Reading the information back is just as painful. To recreate the 8192KB file, the RAID controller must gather information from 4096 places on each drive. Once again, moving the hard drive head to the appropriate position 4096 times is quite time consuming.


Yes the disks will use the cache but they still have to ack the incoming blocks to say they have received them ok. It was not meaning that you had to actually wait for the data to be physically written to the disk.
There are also issues with file system fragmentation and - ext2fs on RAID0 can suffer really badly - would need to read up on NTFS to see how it arranges data on the disk.

Quote

yeah, so youve got twice the chance of a catastrophic failure, if i buy 2 lottery tickets ive got twice the chance of winning, its still naff all chance tho ;)
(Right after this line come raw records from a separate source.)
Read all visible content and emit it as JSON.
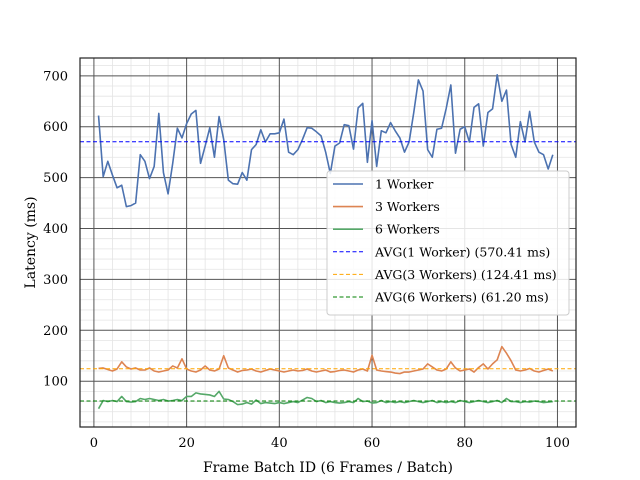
{
  "chart_data": {
    "type": "line",
    "title": "",
    "xlabel": "Frame Batch ID (6 Frames / Batch)",
    "ylabel": "Latency (ms)",
    "xlim": [
      -3,
      104
    ],
    "ylim": [
      10,
      735
    ],
    "x_ticks": [
      0,
      20,
      40,
      60,
      80,
      100
    ],
    "y_ticks": [
      100,
      200,
      300,
      400,
      500,
      600,
      700
    ],
    "grid": true,
    "minor_grid": true,
    "legend_position": "center-right",
    "x": [
      1,
      2,
      3,
      4,
      5,
      6,
      7,
      8,
      9,
      10,
      11,
      12,
      13,
      14,
      15,
      16,
      17,
      18,
      19,
      20,
      21,
      22,
      23,
      24,
      25,
      26,
      27,
      28,
      29,
      30,
      31,
      32,
      33,
      34,
      35,
      36,
      37,
      38,
      39,
      40,
      41,
      42,
      43,
      44,
      45,
      46,
      47,
      48,
      49,
      50,
      51,
      52,
      53,
      54,
      55,
      56,
      57,
      58,
      59,
      60,
      61,
      62,
      63,
      64,
      65,
      66,
      67,
      68,
      69,
      70,
      71,
      72,
      73,
      74,
      75,
      76,
      77,
      78,
      79,
      80,
      81,
      82,
      83,
      84,
      85,
      86,
      87,
      88,
      89,
      90,
      91,
      92,
      93,
      94,
      95,
      96,
      97,
      98,
      99
    ],
    "series": [
      {
        "name": "1 Worker",
        "color": "#4c72b0",
        "style": "solid",
        "values": [
          622,
          502,
          532,
          505,
          480,
          485,
          443,
          445,
          450,
          545,
          532,
          498,
          522,
          626,
          510,
          468,
          528,
          597,
          578,
          606,
          625,
          632,
          528,
          562,
          598,
          540,
          620,
          575,
          495,
          488,
          487,
          510,
          495,
          555,
          565,
          594,
          570,
          586,
          586,
          588,
          615,
          550,
          545,
          555,
          575,
          598,
          597,
          590,
          582,
          550,
          508,
          562,
          568,
          604,
          602,
          556,
          637,
          646,
          530,
          612,
          522,
          592,
          588,
          608,
          592,
          578,
          550,
          570,
          628,
          692,
          670,
          555,
          540,
          595,
          597,
          636,
          682,
          548,
          595,
          600,
          570,
          638,
          645,
          562,
          628,
          635,
          702,
          650,
          672,
          565,
          540,
          610,
          570,
          630,
          570,
          550,
          545,
          517,
          545
        ]
      },
      {
        "name": "3 Workers",
        "color": "#dd8452",
        "style": "solid",
        "values": [
          125,
          126,
          123,
          120,
          124,
          138,
          128,
          124,
          126,
          122,
          122,
          126,
          120,
          118,
          120,
          122,
          130,
          126,
          144,
          124,
          120,
          118,
          122,
          130,
          122,
          120,
          124,
          150,
          126,
          122,
          118,
          121,
          122,
          124,
          120,
          118,
          121,
          124,
          122,
          120,
          118,
          120,
          122,
          120,
          121,
          124,
          120,
          118,
          120,
          122,
          118,
          119,
          121,
          122,
          120,
          118,
          122,
          124,
          120,
          151,
          122,
          120,
          119,
          118,
          116,
          115,
          118,
          118,
          120,
          122,
          124,
          134,
          128,
          122,
          120,
          124,
          138,
          126,
          120,
          122,
          124,
          118,
          127,
          134,
          124,
          134,
          142,
          168,
          155,
          140,
          122,
          120,
          122,
          125,
          120,
          118,
          121,
          124,
          120
        ]
      },
      {
        "name": "6 Workers",
        "color": "#55a868",
        "style": "solid",
        "values": [
          46,
          62,
          60,
          62,
          60,
          70,
          60,
          59,
          60,
          66,
          64,
          66,
          64,
          62,
          64,
          61,
          62,
          64,
          62,
          70,
          70,
          77,
          75,
          74,
          73,
          70,
          80,
          65,
          64,
          60,
          54,
          55,
          58,
          55,
          63,
          56,
          58,
          57,
          56,
          58,
          56,
          58,
          60,
          58,
          63,
          68,
          66,
          60,
          62,
          58,
          60,
          58,
          57,
          58,
          60,
          58,
          66,
          60,
          61,
          57,
          58,
          62,
          58,
          60,
          58,
          60,
          58,
          60,
          62,
          60,
          58,
          60,
          62,
          58,
          60,
          58,
          60,
          58,
          62,
          60,
          58,
          60,
          62,
          60,
          58,
          60,
          62,
          58,
          66,
          60,
          60,
          58,
          60,
          59,
          61,
          60,
          58,
          59,
          60
        ]
      },
      {
        "name": "AVG(1 Worker) (570.41 ms)",
        "color": "#0000ff",
        "style": "dashed",
        "value": 570.41
      },
      {
        "name": "AVG(3 Workers) (124.41 ms)",
        "color": "#ffa500",
        "style": "dashed",
        "value": 124.41
      },
      {
        "name": "AVG(6 Workers) (61.20 ms)",
        "color": "#008000",
        "style": "dashed",
        "value": 61.2
      }
    ]
  }
}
SATA and PATA drives suck... they really do suck. Push them hard and they will die. Why do you think SCSI is still used in production systems, no sane sysadmin would run SATA on a production box where data integraty mattered.

Quote

and as said above, were talking about people running raid1 for the preformance increase here, this isnt people who have 2 identical drives, decide they might as well run raid and cant decide which rout to go it is.
so really were compairing a raid1 box to a non raid box, so backups are just as important either way arnt they ?


RAID1 vs no raid:
Reads much faster on RAID1.
Writes same speed on both.

RAID != backup, never has and never will.

Cornet

Re:New PC
Reply #42 on: April 17, 2006, 21:37:16 PM
Quote from: neXus
Waterblock from paulus, his are really nice
keyboard - get a decent one this time m8, not a old naf one, get a nice logictech, same with mouse, or the razors.
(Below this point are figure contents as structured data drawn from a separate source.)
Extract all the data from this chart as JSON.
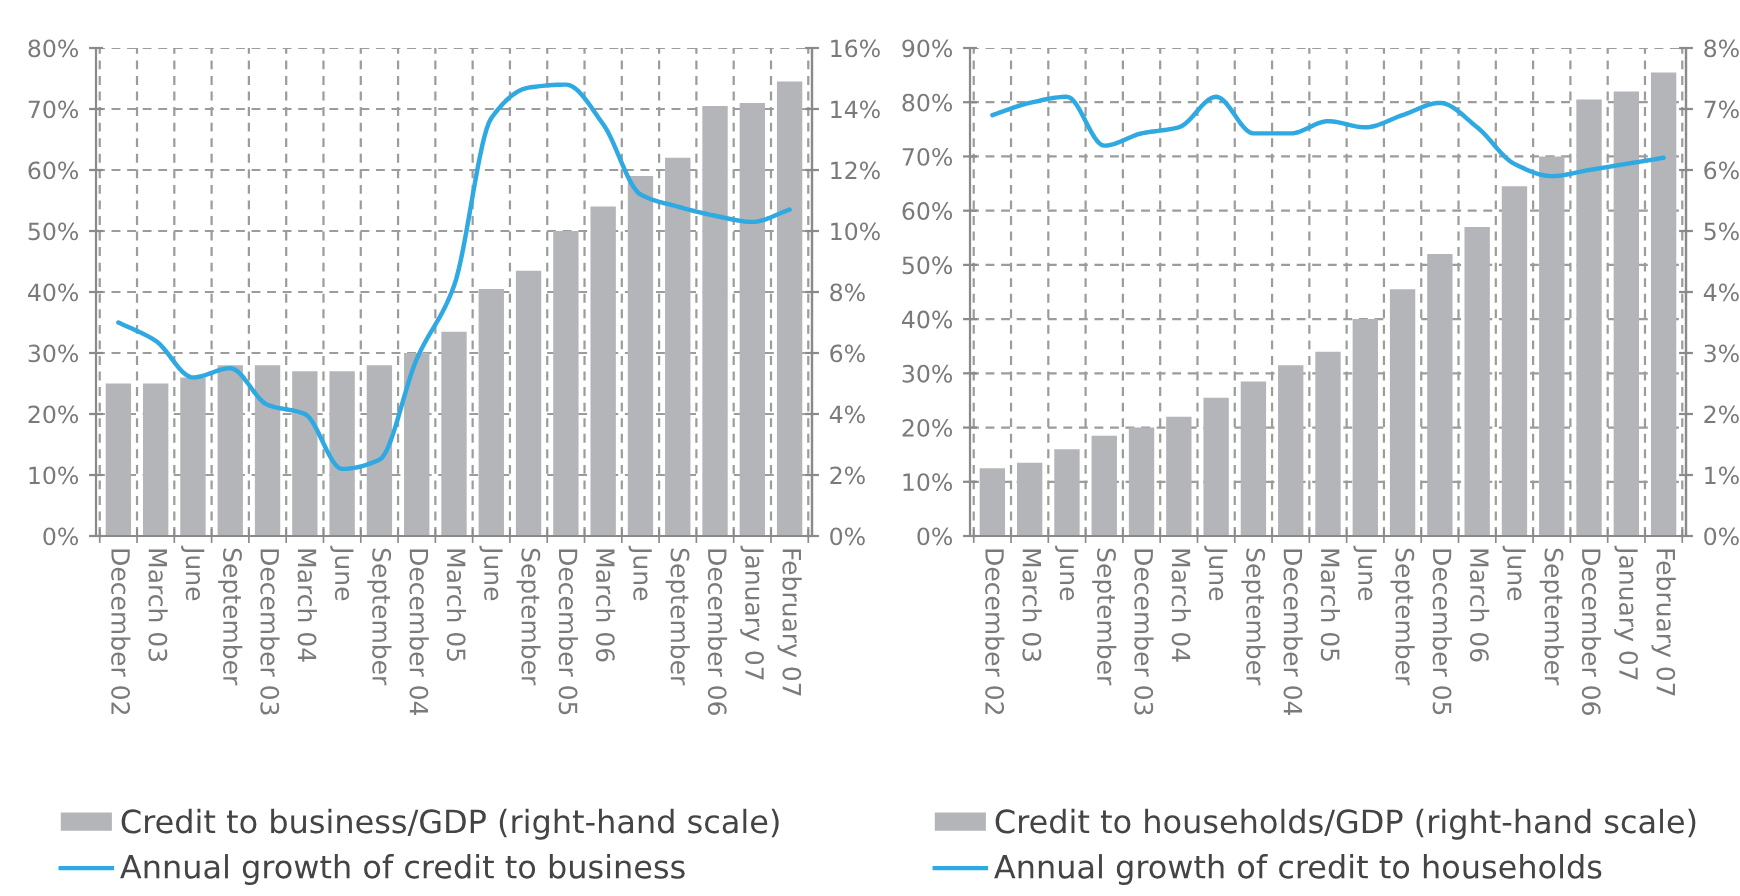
{
  "chart_data": [
    {
      "type": "bar",
      "categories": [
        "December 02",
        "March 03",
        "June",
        "September",
        "December 03",
        "March 04",
        "June",
        "September",
        "December 04",
        "March 05",
        "June",
        "September",
        "December 05",
        "March 06",
        "June",
        "September",
        "December 06",
        "January 07",
        "February 07"
      ],
      "series": [
        {
          "name": "Credit to business/GDP (right-hand scale)",
          "color": "#b4b5b8",
          "values": [
            25,
            25,
            26,
            28,
            28,
            27,
            27,
            28,
            30,
            33.5,
            40.5,
            43.5,
            50,
            54,
            59,
            62,
            70.5,
            71,
            74.5
          ]
        },
        {
          "name": "Annual growth of credit to business",
          "type": "line",
          "axis": "y2",
          "color": "#2fa9e1",
          "values": [
            7.0,
            6.4,
            5.2,
            5.5,
            4.3,
            4.0,
            2.2,
            2.5,
            5.8,
            8.2,
            13.7,
            14.7,
            14.8,
            13.5,
            11.2,
            10.8,
            10.5,
            10.3,
            10.7
          ]
        }
      ],
      "ylim": [
        0,
        80
      ],
      "yticks": [
        {
          "value": 0,
          "label": "0%"
        },
        {
          "value": 10,
          "label": "10%"
        },
        {
          "value": 20,
          "label": "20%"
        },
        {
          "value": 30,
          "label": "30%"
        },
        {
          "value": 40,
          "label": "40%"
        },
        {
          "value": 50,
          "label": "50%"
        },
        {
          "value": 60,
          "label": "60%"
        },
        {
          "value": 70,
          "label": "70%"
        },
        {
          "value": 80,
          "label": "80%"
        }
      ],
      "y2lim": [
        0,
        16
      ],
      "y2ticks": [
        {
          "value": 0,
          "label": "0%"
        },
        {
          "value": 2,
          "label": "2%"
        },
        {
          "value": 4,
          "label": "4%"
        },
        {
          "value": 6,
          "label": "6%"
        },
        {
          "value": 8,
          "label": "8%"
        },
        {
          "value": 10,
          "label": "10%"
        },
        {
          "value": 12,
          "label": "12%"
        },
        {
          "value": 14,
          "label": "14%"
        },
        {
          "value": 16,
          "label": "16%"
        }
      ],
      "grid": true,
      "legend": "bottom"
    },
    {
      "type": "bar",
      "categories": [
        "December 02",
        "March 03",
        "June",
        "September",
        "December 03",
        "March 04",
        "June",
        "September",
        "December 04",
        "March 05",
        "June",
        "September",
        "December 05",
        "March 06",
        "June",
        "September",
        "December 06",
        "January 07",
        "February 07"
      ],
      "series": [
        {
          "name": "Credit to households/GDP (right-hand scale)",
          "color": "#b4b5b8",
          "values": [
            12.5,
            13.5,
            16,
            18.5,
            20,
            22,
            25.5,
            28.5,
            31.5,
            34,
            40,
            45.5,
            52,
            57,
            64.5,
            70,
            80.5,
            82,
            85.5
          ]
        },
        {
          "name": "Annual growth of credit to households",
          "type": "line",
          "axis": "y2",
          "color": "#2fa9e1",
          "values": [
            6.9,
            7.1,
            7.2,
            6.4,
            6.6,
            6.7,
            7.2,
            6.6,
            6.6,
            6.8,
            6.7,
            6.9,
            7.1,
            6.7,
            6.1,
            5.9,
            6.0,
            6.1,
            6.2
          ]
        }
      ],
      "ylim": [
        0,
        90
      ],
      "yticks": [
        {
          "value": 0,
          "label": "0%"
        },
        {
          "value": 10,
          "label": "10%"
        },
        {
          "value": 20,
          "label": "20%"
        },
        {
          "value": 30,
          "label": "30%"
        },
        {
          "value": 40,
          "label": "40%"
        },
        {
          "value": 50,
          "label": "50%"
        },
        {
          "value": 60,
          "label": "60%"
        },
        {
          "value": 70,
          "label": "70%"
        },
        {
          "value": 80,
          "label": "80%"
        },
        {
          "value": 90,
          "label": "90%"
        }
      ],
      "y2lim": [
        0,
        8
      ],
      "y2ticks": [
        {
          "value": 0,
          "label": "0%"
        },
        {
          "value": 1,
          "label": "1%"
        },
        {
          "value": 2,
          "label": "2%"
        },
        {
          "value": 3,
          "label": "3%"
        },
        {
          "value": 4,
          "label": "4%"
        },
        {
          "value": 5,
          "label": "5%"
        },
        {
          "value": 6,
          "label": "6%"
        },
        {
          "value": 7,
          "label": "7%"
        },
        {
          "value": 8,
          "label": "8%"
        }
      ],
      "grid": true,
      "legend": "bottom"
    }
  ]
}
Looked at psu, yeah, nice when you spending that amount ^^


Too slow, all ordered.  And will be using the same cheapo £2 keyboard as it was perfectly fine for me.

Re:New PC
Reply #43 on: April 17, 2006, 22:00:28 PM
Knighty.

No I didnt write it myself if you wish to read the (guess) 100 or so page document.. please do: http://www.faqs.org/faqs/arch-storage/part1/index.html

New PC
Reply #44 on: April 17, 2006, 22:26:30 PM
cornet, your one of those annoying people, you talk sh*t, then when you get pulled up on it, you talk more sh*t to cover it up, if that sh*t dont work, youll talk about some other sh*t instead, theres no point talking to you if you dont listen.